Humanized Immune System Mice for Vaccine Approaches

COVID-19 has overwhelmed many healthcare systems and has impacted economies negatively since its spread globally. If a COVID-19 vaccine becomes available for public immunization, life globally can go back to normalcy. Many vaccine candidates for COVID-19 are under investigation, and some are in clinical trials [74, 97]. Preclinical studies to develop an approach against SARS-CoV-2 require animal models corresponding to the immune responses as elicited in humans against the viral agent [98]. The antigens presented to the Major Histocompatibility Complex (MHC), however, vary between different species. Therefore, the mice models that can carry human leukocyte antigen genes can mimic the human response to the epitope-based vaccines and assist in developing or discovering the vaccines for COVID-19 in animal models [99].
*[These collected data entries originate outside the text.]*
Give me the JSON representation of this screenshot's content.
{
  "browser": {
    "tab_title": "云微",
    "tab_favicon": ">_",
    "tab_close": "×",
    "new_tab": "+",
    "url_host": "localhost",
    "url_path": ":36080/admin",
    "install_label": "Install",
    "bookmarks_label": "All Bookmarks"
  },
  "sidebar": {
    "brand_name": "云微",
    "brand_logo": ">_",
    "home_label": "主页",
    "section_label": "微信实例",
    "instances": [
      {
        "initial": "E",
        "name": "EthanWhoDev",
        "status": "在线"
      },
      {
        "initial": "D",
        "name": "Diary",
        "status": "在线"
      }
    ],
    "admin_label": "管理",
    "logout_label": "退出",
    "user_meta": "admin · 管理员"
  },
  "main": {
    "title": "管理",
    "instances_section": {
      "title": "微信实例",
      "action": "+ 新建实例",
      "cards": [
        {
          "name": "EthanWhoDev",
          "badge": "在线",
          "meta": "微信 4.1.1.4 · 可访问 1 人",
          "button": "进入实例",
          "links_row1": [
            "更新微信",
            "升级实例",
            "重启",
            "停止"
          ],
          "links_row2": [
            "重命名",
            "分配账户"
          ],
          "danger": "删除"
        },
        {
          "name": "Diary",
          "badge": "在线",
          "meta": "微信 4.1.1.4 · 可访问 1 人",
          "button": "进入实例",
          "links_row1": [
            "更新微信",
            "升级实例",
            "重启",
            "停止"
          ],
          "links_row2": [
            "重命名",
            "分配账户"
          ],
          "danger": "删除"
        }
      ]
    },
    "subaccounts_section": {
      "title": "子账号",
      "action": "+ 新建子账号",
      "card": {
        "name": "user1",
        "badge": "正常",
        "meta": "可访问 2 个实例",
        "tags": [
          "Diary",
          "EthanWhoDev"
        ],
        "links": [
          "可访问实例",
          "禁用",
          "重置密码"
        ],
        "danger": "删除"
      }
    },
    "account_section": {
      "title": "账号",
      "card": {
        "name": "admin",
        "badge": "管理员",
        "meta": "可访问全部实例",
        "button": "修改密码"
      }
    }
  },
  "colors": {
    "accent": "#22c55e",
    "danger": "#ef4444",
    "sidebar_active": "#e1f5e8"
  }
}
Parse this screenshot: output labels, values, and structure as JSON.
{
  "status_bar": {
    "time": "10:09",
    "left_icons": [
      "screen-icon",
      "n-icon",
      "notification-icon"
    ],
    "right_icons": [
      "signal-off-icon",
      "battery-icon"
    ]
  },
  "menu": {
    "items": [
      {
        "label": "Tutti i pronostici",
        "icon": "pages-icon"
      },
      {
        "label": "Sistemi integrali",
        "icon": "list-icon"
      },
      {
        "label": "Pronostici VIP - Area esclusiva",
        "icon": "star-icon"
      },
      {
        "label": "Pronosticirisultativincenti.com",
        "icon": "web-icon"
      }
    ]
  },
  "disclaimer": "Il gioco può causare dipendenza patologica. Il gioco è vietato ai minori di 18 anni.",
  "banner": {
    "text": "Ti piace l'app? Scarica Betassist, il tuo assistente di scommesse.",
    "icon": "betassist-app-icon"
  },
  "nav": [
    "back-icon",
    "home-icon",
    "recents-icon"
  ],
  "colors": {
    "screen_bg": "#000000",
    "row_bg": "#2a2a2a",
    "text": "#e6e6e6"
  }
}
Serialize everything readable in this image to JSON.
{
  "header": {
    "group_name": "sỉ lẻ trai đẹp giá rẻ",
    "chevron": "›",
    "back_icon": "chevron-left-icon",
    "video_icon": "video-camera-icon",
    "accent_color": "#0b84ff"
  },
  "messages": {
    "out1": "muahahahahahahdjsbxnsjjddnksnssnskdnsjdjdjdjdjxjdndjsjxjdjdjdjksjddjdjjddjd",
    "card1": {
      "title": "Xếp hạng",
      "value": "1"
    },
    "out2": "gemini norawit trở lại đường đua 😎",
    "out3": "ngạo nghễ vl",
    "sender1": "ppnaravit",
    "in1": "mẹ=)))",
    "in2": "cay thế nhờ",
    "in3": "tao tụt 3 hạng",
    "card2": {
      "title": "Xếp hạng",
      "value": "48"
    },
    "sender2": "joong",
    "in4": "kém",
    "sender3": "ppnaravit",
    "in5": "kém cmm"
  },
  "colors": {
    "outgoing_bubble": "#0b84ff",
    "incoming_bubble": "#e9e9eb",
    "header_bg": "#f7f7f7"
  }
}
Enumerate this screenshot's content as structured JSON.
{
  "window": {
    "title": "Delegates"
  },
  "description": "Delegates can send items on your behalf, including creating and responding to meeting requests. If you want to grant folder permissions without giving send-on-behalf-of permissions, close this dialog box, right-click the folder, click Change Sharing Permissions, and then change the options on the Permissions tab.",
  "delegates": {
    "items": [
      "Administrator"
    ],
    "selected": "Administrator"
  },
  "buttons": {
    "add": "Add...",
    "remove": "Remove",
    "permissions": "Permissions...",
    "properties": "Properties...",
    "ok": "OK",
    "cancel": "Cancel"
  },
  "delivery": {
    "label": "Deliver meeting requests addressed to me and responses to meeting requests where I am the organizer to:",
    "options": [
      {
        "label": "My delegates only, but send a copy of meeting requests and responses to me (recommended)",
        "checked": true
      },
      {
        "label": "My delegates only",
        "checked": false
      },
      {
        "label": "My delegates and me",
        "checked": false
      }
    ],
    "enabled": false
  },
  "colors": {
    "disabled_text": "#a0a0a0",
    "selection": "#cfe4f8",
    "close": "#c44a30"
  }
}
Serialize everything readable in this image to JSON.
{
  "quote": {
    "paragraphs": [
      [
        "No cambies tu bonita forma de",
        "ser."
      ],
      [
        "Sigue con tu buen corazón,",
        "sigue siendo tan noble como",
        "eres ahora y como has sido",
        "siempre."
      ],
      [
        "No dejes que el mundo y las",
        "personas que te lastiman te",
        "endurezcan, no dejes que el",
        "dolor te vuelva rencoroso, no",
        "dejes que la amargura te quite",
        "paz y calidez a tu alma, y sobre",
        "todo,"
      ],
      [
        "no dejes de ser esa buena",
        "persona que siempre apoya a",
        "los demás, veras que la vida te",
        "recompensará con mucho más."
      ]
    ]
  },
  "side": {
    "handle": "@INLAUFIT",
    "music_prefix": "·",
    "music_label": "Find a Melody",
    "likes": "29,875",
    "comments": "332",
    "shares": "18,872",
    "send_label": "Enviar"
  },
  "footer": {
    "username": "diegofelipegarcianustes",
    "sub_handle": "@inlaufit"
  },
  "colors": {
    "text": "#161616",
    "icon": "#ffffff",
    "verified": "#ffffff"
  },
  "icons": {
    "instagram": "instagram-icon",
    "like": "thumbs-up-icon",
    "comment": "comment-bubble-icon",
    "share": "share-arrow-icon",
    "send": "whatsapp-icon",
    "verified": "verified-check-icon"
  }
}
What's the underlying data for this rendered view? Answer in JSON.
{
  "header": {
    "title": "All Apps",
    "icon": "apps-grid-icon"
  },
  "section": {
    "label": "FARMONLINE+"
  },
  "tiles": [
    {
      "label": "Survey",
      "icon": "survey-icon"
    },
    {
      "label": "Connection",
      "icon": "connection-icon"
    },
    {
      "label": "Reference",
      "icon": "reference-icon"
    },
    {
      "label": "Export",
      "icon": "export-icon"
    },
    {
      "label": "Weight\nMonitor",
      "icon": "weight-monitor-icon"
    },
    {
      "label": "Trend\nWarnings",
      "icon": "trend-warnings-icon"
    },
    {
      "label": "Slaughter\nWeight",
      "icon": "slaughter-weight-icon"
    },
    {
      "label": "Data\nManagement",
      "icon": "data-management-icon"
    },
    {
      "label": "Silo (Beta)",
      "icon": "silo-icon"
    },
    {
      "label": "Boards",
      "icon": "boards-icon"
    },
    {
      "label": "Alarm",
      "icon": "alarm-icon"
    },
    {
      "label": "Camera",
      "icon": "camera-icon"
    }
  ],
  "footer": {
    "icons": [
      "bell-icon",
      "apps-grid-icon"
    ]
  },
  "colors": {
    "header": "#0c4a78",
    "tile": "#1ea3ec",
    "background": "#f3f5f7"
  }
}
Moreover, the vaccine discovery process can become rapid if the humanized immune system containing mice model is used for this purpose [100]. They can enhance the discovery process by speedily eliciting the response for efficacy studies and the immune response or memory generated upon vaccinated and un-immunized mice [37, 101-103]. Human immune cell engrafted mice have also been instrumental in determining the immune response for a vaccine candidate and include a promising approach in combating COVID-19 [104, 105]. Immuno-deficient mice, when engrafted with peripheral blood mononuclear cells, exhibit another vaccine modeling approach [106].